Keywords peri-implantitis, periodontal pathogens, european workshop, host, response, survival, diseases, assay, light, cytocompatibility, decontamination, Science & Technology
Subject categories Periodontology

Abstract

Titanium dental implants have been successfully used for decades; however, some implants are affected by peri-implantitis due to bacterial infection, resulting in loss of supporting bone. This study aimed to evaluate the effect of an antimicrobial chemotherapy employing H2O2 photolysis-developed to treat peri-implantitis-on biofilm-contaminated titanium surfaces in association with osteoblastic cell proliferation on the treated surface.
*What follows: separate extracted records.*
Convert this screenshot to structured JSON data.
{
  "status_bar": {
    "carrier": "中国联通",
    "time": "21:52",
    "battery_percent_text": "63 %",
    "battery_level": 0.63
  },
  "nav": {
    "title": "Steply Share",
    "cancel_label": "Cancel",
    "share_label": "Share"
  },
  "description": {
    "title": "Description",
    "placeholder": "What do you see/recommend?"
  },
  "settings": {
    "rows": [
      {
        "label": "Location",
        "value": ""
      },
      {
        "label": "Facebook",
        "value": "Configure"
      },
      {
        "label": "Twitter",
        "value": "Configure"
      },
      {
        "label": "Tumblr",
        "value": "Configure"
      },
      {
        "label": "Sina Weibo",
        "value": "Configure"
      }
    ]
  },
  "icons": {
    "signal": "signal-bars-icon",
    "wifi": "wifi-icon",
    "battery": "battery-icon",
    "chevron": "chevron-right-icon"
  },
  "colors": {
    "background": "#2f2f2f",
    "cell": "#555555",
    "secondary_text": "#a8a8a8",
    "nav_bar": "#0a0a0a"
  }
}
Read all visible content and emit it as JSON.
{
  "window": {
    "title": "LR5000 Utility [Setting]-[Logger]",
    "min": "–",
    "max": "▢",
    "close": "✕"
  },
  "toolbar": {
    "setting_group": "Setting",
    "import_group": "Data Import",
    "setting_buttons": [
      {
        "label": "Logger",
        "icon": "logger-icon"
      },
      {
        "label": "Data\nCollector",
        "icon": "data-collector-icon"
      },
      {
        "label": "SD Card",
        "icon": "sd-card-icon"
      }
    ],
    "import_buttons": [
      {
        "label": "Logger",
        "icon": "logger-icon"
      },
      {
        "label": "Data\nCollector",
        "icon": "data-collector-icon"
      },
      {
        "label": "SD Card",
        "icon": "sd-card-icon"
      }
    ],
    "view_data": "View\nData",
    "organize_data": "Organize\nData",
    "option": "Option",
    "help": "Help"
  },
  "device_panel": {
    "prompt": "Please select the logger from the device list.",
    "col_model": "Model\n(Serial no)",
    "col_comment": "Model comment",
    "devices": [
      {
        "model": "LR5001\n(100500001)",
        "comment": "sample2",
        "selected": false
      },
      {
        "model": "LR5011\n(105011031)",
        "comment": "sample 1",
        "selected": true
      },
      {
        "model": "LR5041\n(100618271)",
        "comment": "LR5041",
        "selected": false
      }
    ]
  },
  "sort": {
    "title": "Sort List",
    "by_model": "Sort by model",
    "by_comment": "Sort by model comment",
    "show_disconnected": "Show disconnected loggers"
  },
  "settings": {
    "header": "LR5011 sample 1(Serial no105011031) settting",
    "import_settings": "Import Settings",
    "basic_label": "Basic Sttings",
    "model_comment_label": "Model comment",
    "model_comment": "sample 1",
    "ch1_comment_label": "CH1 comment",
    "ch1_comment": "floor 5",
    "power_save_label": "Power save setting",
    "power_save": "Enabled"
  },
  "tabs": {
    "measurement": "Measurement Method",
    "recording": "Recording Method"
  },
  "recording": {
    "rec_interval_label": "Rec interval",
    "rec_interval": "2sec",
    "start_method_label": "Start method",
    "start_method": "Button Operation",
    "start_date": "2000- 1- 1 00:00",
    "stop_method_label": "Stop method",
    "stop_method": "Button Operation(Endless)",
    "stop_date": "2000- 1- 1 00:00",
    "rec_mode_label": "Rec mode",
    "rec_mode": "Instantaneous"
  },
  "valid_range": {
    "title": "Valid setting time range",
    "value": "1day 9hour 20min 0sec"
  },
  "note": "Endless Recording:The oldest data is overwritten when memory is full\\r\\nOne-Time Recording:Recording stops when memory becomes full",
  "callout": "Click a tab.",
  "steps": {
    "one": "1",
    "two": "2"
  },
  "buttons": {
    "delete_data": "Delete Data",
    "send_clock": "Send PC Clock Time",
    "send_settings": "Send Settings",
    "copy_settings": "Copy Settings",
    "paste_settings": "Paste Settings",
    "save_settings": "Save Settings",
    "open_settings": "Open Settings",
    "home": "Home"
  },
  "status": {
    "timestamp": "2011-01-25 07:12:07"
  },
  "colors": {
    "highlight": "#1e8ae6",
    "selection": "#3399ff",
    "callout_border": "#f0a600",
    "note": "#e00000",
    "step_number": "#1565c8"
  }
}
Titanium discs were sandblasted and acid-etched, followed by contamination with a three-species biofilm composed of Porphyromonas gingivalis, Fusobacterium nucleatum, and Streptococcus mitis. This biofilm model was used as a simplified model of clinical peri-implantitis biofilm. The discs were subjected to ultrasound scaling, followed by H2O2 photolysis, wherein 365-nm LED irradiation of the disc immersed in 3% H2O2 was performed for 5 min. We analysed proliferation of mouse osteoblastic cells (MC3T3-E1) cultured on the treated discs. Compared with intact discs, biofilm contamination lowered cell proliferation on the specimen surface, whereas H2O2 photolysis recovered cell proliferation. Thus, H2O2 photolysis can recover the degraded biocompatibility of biofilm-contaminated titanium surfaces and can potentially be utilised for peri-implantitis treatment. However, to verify the findings of this study in relation to clinical settings, assessment using a more clinically relevant multi-species biofilm model is necessary.